Conservateurs à Québec
Gilles Duceppe a déploré le piètre dossier des conservateurs dans la région de Québec. «Stephen Harper promettait de régler quatre grands dossiers à Québec. Or, le centre de tri postal a déménagé, le zoo a fermé et, quant au Pont de Québec, il est toujours à moitié peinturé. Il n’y a que l’aéroport qui a obtenu des fonds afin de procéder à son agrandissement. Or, quelques mois après cette annonce, les conservateurs ont annihilé les effets positifs de cette mesure pour l’économie de Québec en décidant d’abolir le programme de remboursement de la TPS pour les touristes étrangers, frappant de plein fouet l’industrie touristique et en particulier l’industrie des congrès.»
«Stephen Harper avait promis une équipe très forte de candidats à Québec. Mais l’équipe conservatrice à Québec est en panne. En panne d’idées, en panne de leadership et en panne d’ambition pour Québec», a repris Gilles Duceppe.

«Il y a un an, Stephen Harper déclarait: "Les libéraux ne veulent pas, le Bloc ne peut pas, seuls les conservateurs vont le régler". Un an plus tard on doit dire ceci: les libéraux ne veulent pas, les conservateurs ne livrent pas, il n’y a que le Bloc qui se tient debout pour le Québec. Le 19 décembre dernier, monsieur Harper a créé beaucoup d’espoirs chez les Québécoises et les Québécois. Un an plus tard ces espoirs se sont transformés en immense déception. Non seulement le gouvernement Harper n’a pas livré la marchandise, mais il a fait régresser le Québec», a poursuivi Gilles Duceppe.
Droite idéologique
«Ce que Stephen Harper n’a cependant pas dit dans son discours de Québec, c’est à quel point son parti reste sous l’emprise de la droite idéologique. Jamais n’a-t-il par exemple laissé entendre qu’il allait couper dans les budgets ciblant les groupes les plus vulnérables, touchant la condition féminine par exemple ou encore les francophones hors Québec. Jamais, également, il n’a laissé entendre qu’il allait prolonger la mission canadienne en Afghanistan dans la précipitation et qu’il allait, ce faisant, lui donner une orientation essentiellement offensive et donc militaire», a repris le chef du Bloc Québécois.
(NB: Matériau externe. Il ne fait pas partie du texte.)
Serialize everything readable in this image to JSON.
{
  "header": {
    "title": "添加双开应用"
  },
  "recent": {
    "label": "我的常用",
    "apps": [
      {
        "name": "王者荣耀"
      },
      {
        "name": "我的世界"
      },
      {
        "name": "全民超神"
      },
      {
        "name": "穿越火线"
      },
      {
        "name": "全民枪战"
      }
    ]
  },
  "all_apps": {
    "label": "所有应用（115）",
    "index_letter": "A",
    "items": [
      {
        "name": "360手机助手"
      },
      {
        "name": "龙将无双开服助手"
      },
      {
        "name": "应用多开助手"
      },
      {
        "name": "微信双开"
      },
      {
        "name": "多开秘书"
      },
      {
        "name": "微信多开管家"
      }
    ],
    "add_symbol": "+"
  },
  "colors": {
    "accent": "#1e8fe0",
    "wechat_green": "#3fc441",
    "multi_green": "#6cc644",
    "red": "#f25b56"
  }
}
Survie du gouvernement: des incontournables pour le Bloc
«Durant les semaines et les mois à venir, il y a trois questions fondamentales sur lesquelles le Bloc Québécois ne transigera pas. Il y a d’abord le règlement global du déséquilibre fiscal, sans lequel, le Bloc Québécois n’appuiera pas le budget. Il y a ensuite le respect des engagements internationaux du Canada en ce qui concerne le Protocole de Kyoto. Les mesures doivent être mises en œuvre selon une approche territoriale équitable et prévoir également le transfert à Québec des 328 M$ nécessaires à la mise en œuvre du plan vert québécois. Il y a enfin la nécessité de rééquilibrer la mission canadienne en Afghanistan afin d’éviter l’enlisement dans lequel elle semble se diriger. Si Stephen Harper refuse d’effectuer ces changements, et demeure incapable d’obtenir des renforts de l’OTAN, nous n’hésiterons pas à retirer notre appui et, s’il le faut, à défaire son gouvernement sur la question afghane», a conclu Gilles Duceppe.